Saturday, May 23, 2015

we are all losers

For such an 'unpredictable' election the outcome of it was oddly predictable. Everyone chose to err on the safe side, the very definition of conservatism. And when I say 'everyone' obviously I mean about 30% of the population. The Daily Mail was ecstatic, as if they had engineered it all, which of course they had. It was interesting to note that when we at work were entering 'purdah', the pre-election period wherein nobody is allowed to do anything that might be seen to be favouring one party or another, the Daily Mail was entering some kind of anti-purdah, when it was allowed to stop even pretending to be a newspaper and report, say, Ed Milliband's determination to fill the country with as many East European rapists, thieves and murderers as possible as though it were fact.

'Red Ed', as they quaintly called him, was presented as a strange mixture of tyrant, dweeb and Lothario – had he been a real person, he might have been quite interesting. In reality, he looked more like a victim of bullying, which is essentially what he was. But at least he was more interesting than Cameron, who even in his victory speech didn't sound convinced, saying that we were now 'on the brink of something special', when as everybody knows, no-one is ever 'on the brink of' of anything except disaster. Although to be fair, that was down to his speech writer – who has now resigned.

A perceptible gloom seemed to hang over BBC radio the day after the election. The Cure's despairing A Forest made a possibly unprecedented appearance on the Ken Bruce show; Jeremy Vine (or whoever was standing in for him) swiftly followed it up with Eve Of Destruction by Barry MacGuire. We also had the crushing disappointment expressed in Hot Chocolate's So You Win Again although that might have been because Errol Brown died. And who can blame him?

As for the BBC's supposed left-wing bias, at least if it exists they make a show of hiding it. When David Cameron made his pre-election appearance on the JV show the other topics he was sharing space with were cracks appearing in your home and the last days of the Nazis, which certainly seemed suggestive. Next day, however, it was dogshit and sexual assaults, so it could have been worse.

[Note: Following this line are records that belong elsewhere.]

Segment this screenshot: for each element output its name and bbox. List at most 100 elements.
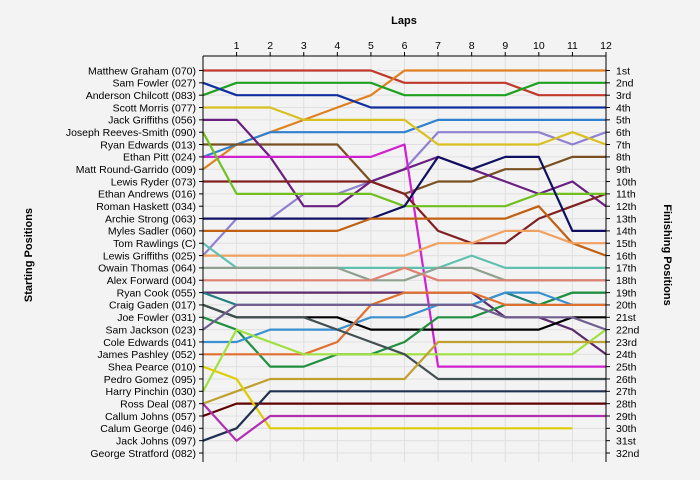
- starting-position-label: Archie Strong (063): [105, 213, 196, 225]
- starting-position-label: Matt Round-Garrido (009): [76, 164, 196, 176]
- series-line-5: [202, 118, 606, 158]
- finishing-position-label: 31st: [616, 435, 636, 447]
- y-axis-label-left: Starting Positions: [23, 208, 35, 302]
- starting-position-label: Ethan Pitt (024): [123, 152, 196, 164]
- starting-position-label: George Stratford (082): [90, 448, 196, 460]
- starting-position-label: Callum Johns (057): [105, 411, 196, 423]
- starting-position-label: Ross Deal (087): [120, 398, 196, 410]
- lap-tick-labels: 1 2 3 4 5 6 7 8 9 10 11 12: [234, 40, 612, 52]
- series-line-1: [203, 69, 606, 97]
- starting-position-label: Jack Johns (097): [116, 435, 196, 447]
- series-line-4: [202, 81, 606, 109]
- lap-tick-label: 10: [533, 40, 545, 52]
- finishing-position-label: 18th: [616, 275, 637, 287]
- starting-position-label: Sam Jackson (023): [106, 324, 196, 336]
- starting-position-label: Ryan Cook (055): [117, 287, 196, 299]
- starting-position-label: Calum George (046): [100, 423, 196, 435]
- series-line-10: [203, 143, 606, 368]
- starting-position-label: Lewis Ryder (073): [111, 176, 196, 188]
- starting-position-label: Owain Thomas (064): [98, 263, 196, 275]
- starting-position-labels: Matthew Graham (070)Sam Fowler (027)Ande…: [66, 65, 196, 460]
- lap-tick-label: 2: [267, 40, 273, 52]
- starting-position-label: Lewis Griffiths (025): [103, 250, 196, 262]
- series-line-26: [202, 303, 606, 381]
- lap-tick-label: 12: [600, 40, 612, 52]
- starting-position-label: Matthew Graham (070): [88, 65, 196, 77]
- starting-position-label: Ethan Andrews (016): [98, 189, 196, 201]
- lap-tick-label: 7: [435, 40, 441, 52]
- chart-title: Laps: [391, 15, 417, 27]
- finishing-position-label: 24th: [616, 349, 637, 361]
- lap-tick-label: 1: [234, 40, 240, 52]
- series-line-27: [202, 340, 606, 405]
- finishing-position-label: 22nd: [616, 324, 640, 336]
- lap-tick-label: 11: [567, 40, 578, 52]
- series-line-32: [202, 303, 607, 331]
- lap-tick-label: 8: [469, 40, 475, 52]
- y-axis-label-right: Finishing Positions: [661, 204, 673, 305]
- series-line-31: [202, 402, 606, 442]
- starting-position-label: Harry Pinchin (030): [106, 386, 196, 398]
- lap-tick-label: 6: [402, 40, 408, 52]
- finishing-position-label: 3rd: [616, 90, 631, 102]
- lap-tick-label: 3: [301, 40, 307, 52]
- finishing-position-label: 4th: [616, 102, 631, 114]
- series-line-3: [202, 81, 606, 97]
- finishing-position-label: 17th: [616, 263, 637, 275]
- series-line-7: [203, 106, 607, 146]
- starting-position-label: Myles Sadler (060): [108, 226, 196, 238]
- finishing-position-label: 7th: [616, 139, 631, 151]
- series-line-11: [203, 180, 607, 245]
- starting-position-label: Tom Rawlings (C): [113, 238, 196, 250]
- starting-position-label: James Pashley (052): [97, 349, 196, 361]
- series-line-28: [202, 402, 606, 418]
- finishing-position-label: 30th: [616, 423, 637, 435]
- lap-tick-label: 5: [368, 40, 374, 52]
- finishing-position-label: 9th: [616, 164, 631, 176]
- starting-position-label: Jack Griffiths (056): [108, 115, 196, 127]
- starting-position-label: Alex Forward (004): [107, 275, 196, 287]
- lap-tick-label: 9: [502, 40, 508, 52]
- lap-tick-label: 4: [334, 40, 340, 52]
- starting-position-label: Anderson Chilcott (083): [86, 90, 196, 102]
- axes: [199, 52, 610, 462]
- finishing-position-label: 28th: [616, 398, 637, 410]
- finishing-position-label: 26th: [616, 374, 637, 386]
- grid: [203, 56, 607, 462]
- starting-position-label: Ryan Edwards (013): [100, 139, 196, 151]
- starting-position-label: Cole Edwards (041): [103, 337, 196, 349]
- finishing-position-label: 12th: [616, 201, 637, 213]
- finishing-position-label: 21st: [616, 312, 636, 324]
- finishing-position-label: 6th: [616, 127, 631, 139]
- series-line-24: [203, 291, 606, 356]
- finishing-position-label: 13th: [616, 213, 637, 225]
- starting-position-label: Joseph Reeves-Smith (090): [66, 127, 196, 139]
- finishing-position-labels: 1st2nd3rd4th5th6th7th8th9th10th11th12th1…: [616, 65, 640, 460]
- finishing-position-label: 8th: [616, 152, 631, 164]
- starting-position-label: Shea Pearce (010): [108, 361, 196, 373]
- series-line-29: [202, 365, 573, 430]
- starting-position-label: Joe Fowler (031): [117, 312, 196, 324]
- finishing-position-label: 14th: [616, 226, 637, 238]
- starting-position-label: Sam Fowler (027): [113, 78, 196, 90]
- finishing-position-label: 19th: [616, 287, 637, 299]
- finishing-position-label: 32nd: [616, 448, 640, 460]
- series-line-13: [203, 155, 606, 232]
- starting-position-label: Roman Haskett (034): [96, 201, 196, 213]
- starting-position-label: Scott Morris (077): [113, 102, 196, 114]
- finishing-position-label: 23rd: [616, 337, 637, 349]
- series-line-23: [203, 291, 606, 344]
- series-line-14: [203, 205, 607, 257]
- finishing-position-label: 25th: [616, 361, 637, 373]
- finishing-position-label: 2nd: [616, 78, 634, 90]
- finishing-position-label: 29th: [616, 411, 637, 423]
- finishing-position-label: 5th: [616, 115, 631, 127]
- series-line-18: [203, 266, 606, 282]
- finishing-position-label: 27th: [616, 386, 637, 398]
- series-line-15: [203, 229, 606, 257]
- starting-position-label: Pedro Gomez (095): [104, 374, 196, 386]
- series-line-30: [202, 390, 606, 442]
- series-group: [202, 69, 607, 442]
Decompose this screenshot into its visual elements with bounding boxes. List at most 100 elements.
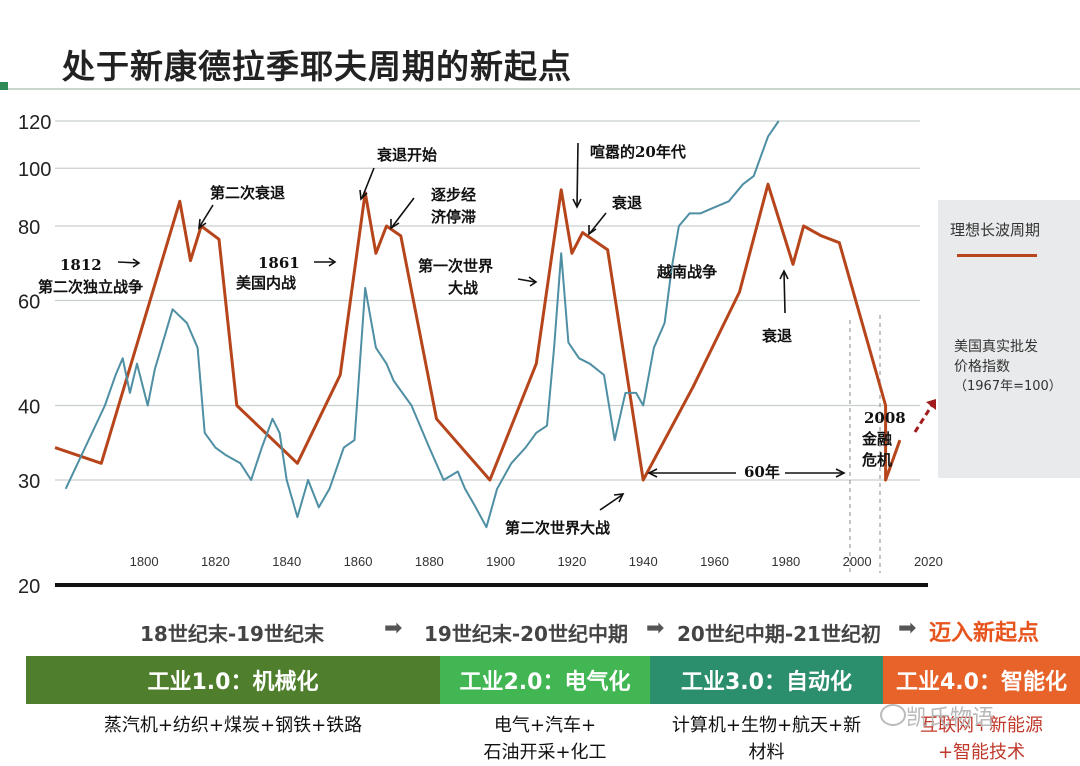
x-tick-1800: 1800 (130, 554, 159, 569)
y-tick-40: 40 (18, 397, 40, 419)
x-tick-1940: 1940 (629, 554, 658, 569)
band-industry-4-label: 工业4.0：智能化 (896, 670, 1067, 695)
annotation-war-1812: 第二次独立战争 (38, 278, 143, 296)
x-tick-1820: 1820 (201, 554, 230, 569)
annotation-roaring-20s: 喧嚣的20年代 (590, 143, 686, 161)
series-group (54, 120, 902, 529)
band-industry-3-desc: 计算机+生物+航天+新 材料 (650, 712, 883, 766)
annotation-financial: 金融 (861, 430, 892, 448)
arrow-recession-1980 (783, 271, 786, 314)
annotation-stagnation-2: 济停滞 (431, 208, 476, 226)
band-industry-3-desc-line1: 计算机+生物+航天+新 (671, 715, 862, 736)
band-industry-4: 工业4.0：智能化 (883, 656, 1080, 704)
band-industry-3-label: 工业3.0：自动化 (681, 670, 852, 695)
annotation-2008: 2008 (864, 409, 906, 427)
legend-wpi-line1: 美国真实批发 (954, 339, 1038, 355)
series-wholesale-price-index (64, 120, 780, 529)
era-arrow-1: ➡ (384, 616, 403, 641)
y-tick-80: 80 (18, 217, 40, 239)
era-arrow-2: ➡ (646, 616, 665, 641)
legend-wpi-line3: （1967年=100） (954, 379, 1062, 394)
x-tick-1960: 1960 (700, 554, 729, 569)
y-tick-labels: 120 100 80 60 40 30 20 (18, 112, 51, 598)
arrow-stagnation-head (390, 219, 400, 230)
y-tick-100: 100 (18, 159, 51, 181)
annotation-stagnation-1: 逐步经 (431, 186, 476, 204)
legend-ideal-swatch (957, 254, 1037, 257)
arrow-recession-start-head (359, 189, 368, 201)
annotation-60-years: 60年 (744, 463, 780, 481)
arrow-60-left-head (647, 468, 658, 478)
annotation-wwi-2: 大战 (448, 279, 478, 297)
band-industry-2-desc-line2: 石油开采+化工 (483, 742, 607, 763)
arrow-wwii (599, 494, 623, 511)
arrow-wwii-head (613, 493, 625, 503)
arrow-60-right-head (835, 468, 846, 478)
band-industry-4-desc-line2: +智能技术 (937, 742, 1026, 763)
band-industry-2-desc: 电气+汽车+ 石油开采+化工 (440, 712, 650, 766)
arrow-roaring-20s-head (572, 198, 582, 209)
band-industry-3-desc-line2: 材料 (748, 742, 785, 763)
legend-panel (938, 200, 1080, 478)
era-label-2: 19世纪末-20世纪中期 (424, 622, 628, 646)
arrow-stagnation (391, 197, 415, 228)
y-tick-120: 120 (18, 112, 51, 134)
band-industry-1-desc: 蒸汽机+纺织+煤炭+钢铁+铁路 (26, 712, 440, 739)
arrow-second-recession (199, 204, 214, 227)
annotation-recession-start: 衰退开始 (376, 146, 437, 164)
title-accent (0, 82, 8, 90)
annotation-recession-1920s: 衰退 (611, 194, 642, 212)
arrow-1812-head (132, 258, 141, 268)
legend-ideal-label: 理想长波周期 (950, 221, 1041, 239)
y-tick-30: 30 (18, 471, 40, 493)
arrow-recession-1920s-head (588, 225, 597, 236)
annotation-second-recession: 第二次衰退 (210, 184, 285, 202)
x-tick-1860: 1860 (344, 554, 373, 569)
band-industry-1: 工业1.0：机械化 (26, 656, 440, 704)
x-tick-labels: 1800 1820 1840 1860 1880 1900 1920 1940 1960 1980… (130, 554, 943, 569)
annotation-civil-war: 美国内战 (236, 274, 296, 292)
band-industry-2-label: 工业2.0：电气化 (459, 670, 631, 695)
era-label-3: 20世纪中期-21世纪初 (677, 622, 881, 646)
x-tick-1880: 1880 (415, 554, 444, 569)
gridlines (55, 120, 920, 481)
band-industry-4-desc: 互联网+新能源 +智能技术 (883, 712, 1080, 766)
legend-wpi-line2: 价格指数 (954, 359, 1010, 375)
y-tick-60: 60 (18, 291, 40, 313)
x-tick-2000: 2000 (843, 554, 872, 569)
annotation-recession-1980: 衰退 (761, 327, 792, 345)
annotation-1861: 1861 (258, 254, 300, 272)
y-tick-20: 20 (18, 576, 40, 598)
arrow-recession-start (361, 167, 375, 199)
x-tick-1840: 1840 (272, 554, 301, 569)
annotation-1812: 1812 (60, 256, 102, 274)
annotation-wwii: 第二次世界大战 (505, 519, 610, 537)
band-industry-2-desc-line1: 电气+汽车+ (493, 715, 597, 736)
band-industry-1-desc-line1: 蒸汽机+纺织+煤炭+钢铁+铁路 (103, 715, 363, 736)
annotation-wwi-1: 第一次世界 (418, 257, 493, 275)
band-industry-2: 工业2.0：电气化 (440, 656, 650, 704)
era-arrow-3: ➡ (898, 616, 917, 641)
x-tick-2020: 2020 (914, 554, 943, 569)
arrow-recession-1980-head (779, 269, 789, 280)
annotation-arrows (117, 142, 846, 511)
arrow-recession-1920s (589, 212, 607, 234)
era-label-1: 18世纪末-19世纪末 (140, 622, 324, 646)
future-trend-arrow-head (926, 399, 936, 410)
watermark: 凯氏物语 (906, 706, 995, 731)
page-title: 处于新康德拉季耶夫周期的新起点 (62, 47, 572, 86)
legend-wpi: 美国真实批发 价格指数 （1967年=100） (954, 337, 1080, 397)
x-tick-1920: 1920 (557, 554, 586, 569)
title-divider (0, 88, 1080, 90)
arrow-wwi (517, 278, 536, 283)
annotation-crisis: 危机 (862, 451, 892, 469)
era-label-4: 迈入新起点 (929, 621, 1040, 646)
band-industry-1-label: 工业1.0：机械化 (147, 670, 319, 695)
annotation-vietnam: 越南战争 (656, 263, 717, 281)
arrow-1812 (117, 261, 139, 264)
wechat-icon (880, 704, 906, 726)
band-industry-4-desc-line1: 互联网+新能源 (919, 715, 1044, 736)
arrow-second-recession-head (198, 218, 207, 230)
band-industry-3: 工业3.0：自动化 (650, 656, 883, 704)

The one bit of good news from the election was that Nigel Farrago didn't get elected. UKIP should probably team up with Islamic State – they both hate women and gays, and want to turn back the clock (they could enjoy lengthy negotiations over just how far). The political landscape does seem to have changed since the election. The Mail on Sunday featured on its cover a protest by 'the Hard Left'. The Hard Left! Where have they been? Before the election there hardly seemed any difference between Left and Right – now politics, it seems, is getting divisive again. I was oddly cheered by this. After all, even if you tend to sit on the fence it's nice to have something going on on either side.